Quando ci si trova al cospetto di dati molto negativi, i proverbiali ‘freddi numeri’, spesso si corre il rischio di essere tacciati come catastrofisti, portati di sventura o nel migliore dei casi pessimisti. Guardando i dati che il 2022 ci ha lasciato in eredità probabilmente non c’è miglior strada che quella di essere realisti, diffonderli in maniera capillare e non fare troppi giri di parole: il 2022 è stato un anno da incubo per il clima e l’ambiente.
L’estate italiana più bollente di sempre ci consegna, tra le tante cose, un quadro riguardante le Alpi che definire nero è un eufemismo. Leggiamo insieme un dato che, da solo, spiega tante cose. Fino a pochi anni fa i glaciologi usavano la parola “estremo” per descrivere la perdita annuale di circa il 2% del volume complessivo di un ghiacciaio. Quest’anno i ghiacciai svizzeri hanno perso in media il 6,2% del loro ghiaccio.
Come delle vere e proprie sentinelle di una crisi climatica dilagante, lo stato dei ghiacciai delle Alpi ci svela tutta la fragilità, la vulnerabilità e l’instabilità della catena montuosa più importante d’Europa che sta pagando a prezzo altissimo politiche scellerate di chi, ancora oggi, continua a ignorare la realtà che viviamo.

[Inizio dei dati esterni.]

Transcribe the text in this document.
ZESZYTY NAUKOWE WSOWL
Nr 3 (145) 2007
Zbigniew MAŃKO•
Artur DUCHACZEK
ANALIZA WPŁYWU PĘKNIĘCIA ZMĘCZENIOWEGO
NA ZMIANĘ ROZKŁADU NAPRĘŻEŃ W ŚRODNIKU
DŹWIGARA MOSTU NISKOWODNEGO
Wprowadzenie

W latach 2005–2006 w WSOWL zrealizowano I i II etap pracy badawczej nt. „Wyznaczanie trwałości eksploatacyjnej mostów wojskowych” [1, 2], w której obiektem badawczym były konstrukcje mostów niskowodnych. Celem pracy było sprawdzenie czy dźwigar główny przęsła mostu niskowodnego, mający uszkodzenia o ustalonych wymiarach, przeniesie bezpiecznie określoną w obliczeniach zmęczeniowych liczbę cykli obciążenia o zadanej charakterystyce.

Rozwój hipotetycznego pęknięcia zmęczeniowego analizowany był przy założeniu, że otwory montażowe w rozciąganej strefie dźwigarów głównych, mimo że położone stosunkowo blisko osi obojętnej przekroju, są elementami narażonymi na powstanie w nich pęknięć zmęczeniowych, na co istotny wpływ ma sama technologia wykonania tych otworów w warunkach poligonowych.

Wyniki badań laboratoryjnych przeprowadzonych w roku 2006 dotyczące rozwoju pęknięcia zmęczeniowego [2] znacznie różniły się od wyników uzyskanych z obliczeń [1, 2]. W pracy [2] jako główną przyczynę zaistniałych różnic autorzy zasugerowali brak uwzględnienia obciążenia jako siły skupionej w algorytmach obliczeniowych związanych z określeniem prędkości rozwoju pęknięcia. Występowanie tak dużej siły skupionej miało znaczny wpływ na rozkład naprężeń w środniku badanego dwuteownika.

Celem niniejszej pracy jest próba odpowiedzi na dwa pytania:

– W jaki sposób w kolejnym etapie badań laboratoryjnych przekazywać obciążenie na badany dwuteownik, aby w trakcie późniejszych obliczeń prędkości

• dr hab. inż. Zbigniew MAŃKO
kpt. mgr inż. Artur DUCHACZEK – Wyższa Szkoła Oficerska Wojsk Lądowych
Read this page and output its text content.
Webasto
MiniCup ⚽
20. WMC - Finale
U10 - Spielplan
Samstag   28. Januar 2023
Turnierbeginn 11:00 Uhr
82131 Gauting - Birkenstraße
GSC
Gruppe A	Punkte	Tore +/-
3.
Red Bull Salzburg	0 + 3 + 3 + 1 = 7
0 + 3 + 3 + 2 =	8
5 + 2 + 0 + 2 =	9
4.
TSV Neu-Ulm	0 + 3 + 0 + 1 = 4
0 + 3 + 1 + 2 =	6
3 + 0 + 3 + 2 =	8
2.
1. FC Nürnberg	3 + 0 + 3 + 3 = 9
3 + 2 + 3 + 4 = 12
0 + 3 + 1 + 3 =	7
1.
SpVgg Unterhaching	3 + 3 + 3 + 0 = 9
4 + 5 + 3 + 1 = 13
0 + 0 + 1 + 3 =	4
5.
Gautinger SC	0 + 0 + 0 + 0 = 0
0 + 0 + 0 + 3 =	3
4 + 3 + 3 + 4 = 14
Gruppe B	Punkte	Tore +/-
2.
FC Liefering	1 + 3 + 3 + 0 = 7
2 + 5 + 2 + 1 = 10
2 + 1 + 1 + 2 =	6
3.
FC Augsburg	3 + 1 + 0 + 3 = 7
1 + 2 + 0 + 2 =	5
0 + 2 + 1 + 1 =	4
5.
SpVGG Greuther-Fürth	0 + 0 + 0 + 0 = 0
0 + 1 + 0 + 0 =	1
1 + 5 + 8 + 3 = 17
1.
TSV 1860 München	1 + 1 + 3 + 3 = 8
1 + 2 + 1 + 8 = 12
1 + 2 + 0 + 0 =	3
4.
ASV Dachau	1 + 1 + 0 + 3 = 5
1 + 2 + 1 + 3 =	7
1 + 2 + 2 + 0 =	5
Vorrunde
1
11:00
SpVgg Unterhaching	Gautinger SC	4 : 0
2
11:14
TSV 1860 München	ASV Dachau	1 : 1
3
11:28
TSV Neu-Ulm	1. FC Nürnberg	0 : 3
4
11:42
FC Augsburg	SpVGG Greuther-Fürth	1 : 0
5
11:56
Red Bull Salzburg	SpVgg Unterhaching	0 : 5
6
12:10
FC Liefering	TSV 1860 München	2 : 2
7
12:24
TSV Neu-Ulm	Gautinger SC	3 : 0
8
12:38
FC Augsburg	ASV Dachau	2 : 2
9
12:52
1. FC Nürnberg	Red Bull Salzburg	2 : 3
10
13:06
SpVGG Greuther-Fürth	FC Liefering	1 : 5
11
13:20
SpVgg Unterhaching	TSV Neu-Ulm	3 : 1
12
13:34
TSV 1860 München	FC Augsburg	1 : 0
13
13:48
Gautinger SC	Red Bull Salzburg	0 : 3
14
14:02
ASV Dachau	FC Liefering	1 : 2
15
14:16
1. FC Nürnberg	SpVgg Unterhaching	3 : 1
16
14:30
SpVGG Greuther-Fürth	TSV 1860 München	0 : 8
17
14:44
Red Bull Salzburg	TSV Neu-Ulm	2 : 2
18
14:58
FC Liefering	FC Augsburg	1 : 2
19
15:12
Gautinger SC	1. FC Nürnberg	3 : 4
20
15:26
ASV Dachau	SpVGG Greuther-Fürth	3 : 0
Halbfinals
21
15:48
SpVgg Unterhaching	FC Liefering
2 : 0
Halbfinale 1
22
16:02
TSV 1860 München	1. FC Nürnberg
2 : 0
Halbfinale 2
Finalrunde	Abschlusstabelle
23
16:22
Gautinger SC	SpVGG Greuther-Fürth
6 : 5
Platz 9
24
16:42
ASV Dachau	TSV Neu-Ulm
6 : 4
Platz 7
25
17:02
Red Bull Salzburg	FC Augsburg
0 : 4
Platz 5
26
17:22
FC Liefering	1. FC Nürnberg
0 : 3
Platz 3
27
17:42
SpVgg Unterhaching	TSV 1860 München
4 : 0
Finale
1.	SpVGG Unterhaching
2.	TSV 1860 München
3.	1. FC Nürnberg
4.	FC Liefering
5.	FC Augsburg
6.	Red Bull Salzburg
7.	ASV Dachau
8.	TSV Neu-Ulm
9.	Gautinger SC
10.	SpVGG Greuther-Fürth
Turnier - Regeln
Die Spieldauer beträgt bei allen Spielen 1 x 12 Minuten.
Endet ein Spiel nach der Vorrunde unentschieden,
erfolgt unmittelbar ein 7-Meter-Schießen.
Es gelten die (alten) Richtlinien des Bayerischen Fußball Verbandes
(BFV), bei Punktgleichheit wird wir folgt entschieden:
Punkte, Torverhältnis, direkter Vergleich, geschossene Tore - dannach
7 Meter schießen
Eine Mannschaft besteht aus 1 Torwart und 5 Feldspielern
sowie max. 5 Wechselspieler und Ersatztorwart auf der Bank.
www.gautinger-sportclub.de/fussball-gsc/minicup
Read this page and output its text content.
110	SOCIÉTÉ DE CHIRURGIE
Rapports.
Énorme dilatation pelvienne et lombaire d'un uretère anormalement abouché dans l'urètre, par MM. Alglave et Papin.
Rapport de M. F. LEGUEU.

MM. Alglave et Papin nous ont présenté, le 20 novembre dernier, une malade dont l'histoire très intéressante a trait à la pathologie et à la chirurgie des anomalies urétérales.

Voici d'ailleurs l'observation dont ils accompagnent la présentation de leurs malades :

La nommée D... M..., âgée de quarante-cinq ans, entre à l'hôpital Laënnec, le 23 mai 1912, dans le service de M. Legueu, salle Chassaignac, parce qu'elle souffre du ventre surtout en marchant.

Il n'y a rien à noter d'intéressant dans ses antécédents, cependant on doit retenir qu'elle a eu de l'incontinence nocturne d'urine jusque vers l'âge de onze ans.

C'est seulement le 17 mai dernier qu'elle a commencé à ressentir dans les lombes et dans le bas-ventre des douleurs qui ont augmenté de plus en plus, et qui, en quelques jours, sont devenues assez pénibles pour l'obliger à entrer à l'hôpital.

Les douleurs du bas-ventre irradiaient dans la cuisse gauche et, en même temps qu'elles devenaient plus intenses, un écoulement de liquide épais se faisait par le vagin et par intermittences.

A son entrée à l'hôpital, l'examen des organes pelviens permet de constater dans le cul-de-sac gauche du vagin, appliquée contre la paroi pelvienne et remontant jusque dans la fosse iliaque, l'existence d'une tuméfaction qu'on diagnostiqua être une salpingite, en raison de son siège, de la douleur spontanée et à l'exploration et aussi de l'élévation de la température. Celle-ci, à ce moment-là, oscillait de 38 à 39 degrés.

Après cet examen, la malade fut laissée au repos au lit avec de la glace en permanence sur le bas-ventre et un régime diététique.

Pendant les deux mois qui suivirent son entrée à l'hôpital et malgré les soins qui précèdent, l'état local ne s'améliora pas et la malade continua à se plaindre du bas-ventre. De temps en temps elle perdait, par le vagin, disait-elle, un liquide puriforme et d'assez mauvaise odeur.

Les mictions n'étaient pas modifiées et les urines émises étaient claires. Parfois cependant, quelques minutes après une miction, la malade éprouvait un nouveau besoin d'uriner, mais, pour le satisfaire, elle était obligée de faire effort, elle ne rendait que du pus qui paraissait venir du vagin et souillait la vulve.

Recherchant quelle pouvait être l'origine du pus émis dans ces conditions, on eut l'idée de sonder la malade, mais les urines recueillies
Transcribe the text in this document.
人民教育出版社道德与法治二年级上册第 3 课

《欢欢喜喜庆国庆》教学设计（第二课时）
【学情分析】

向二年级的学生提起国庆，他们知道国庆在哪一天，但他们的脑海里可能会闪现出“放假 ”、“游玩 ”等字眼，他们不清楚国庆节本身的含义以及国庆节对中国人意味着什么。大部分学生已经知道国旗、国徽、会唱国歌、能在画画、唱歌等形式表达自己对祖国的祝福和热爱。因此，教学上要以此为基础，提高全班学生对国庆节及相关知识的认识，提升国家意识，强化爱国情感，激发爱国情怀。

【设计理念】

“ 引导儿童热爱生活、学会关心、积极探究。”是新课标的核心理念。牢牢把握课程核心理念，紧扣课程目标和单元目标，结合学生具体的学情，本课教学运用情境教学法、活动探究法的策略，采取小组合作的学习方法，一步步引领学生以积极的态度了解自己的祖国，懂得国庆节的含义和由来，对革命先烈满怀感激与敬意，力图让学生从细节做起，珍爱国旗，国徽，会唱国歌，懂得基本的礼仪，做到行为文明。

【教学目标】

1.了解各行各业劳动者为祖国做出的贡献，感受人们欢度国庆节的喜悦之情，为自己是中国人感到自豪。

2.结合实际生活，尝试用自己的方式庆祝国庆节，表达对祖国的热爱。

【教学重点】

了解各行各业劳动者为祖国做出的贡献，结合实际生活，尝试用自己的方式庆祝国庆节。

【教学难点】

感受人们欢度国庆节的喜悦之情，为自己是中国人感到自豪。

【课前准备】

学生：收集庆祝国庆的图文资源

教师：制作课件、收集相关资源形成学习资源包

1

Legambiente lo riporta chiaramente nel suo ultimo report, Carovana delle Alpi, dove sottolinea la situazione emergenziale in cui si trovano le nostre montagne.
Il Vecchio Continente, con l’Italia in testa, ha dimenticato che l’unica strada da seguire per scongiurare tutto questo è un fronte comune per combattere la crisi climatica anche e soprattutto a livello globale, accelerando verso la giusta transizione e un futuro libero dalle fossili e 100% rinnovabile.
I “freddi numeri” che affliggono i giganti bianchi dovrebbero essere un monito per interrompere questa deriva che, nel giro di poco tempo oramai, potrebbe essere definitiva.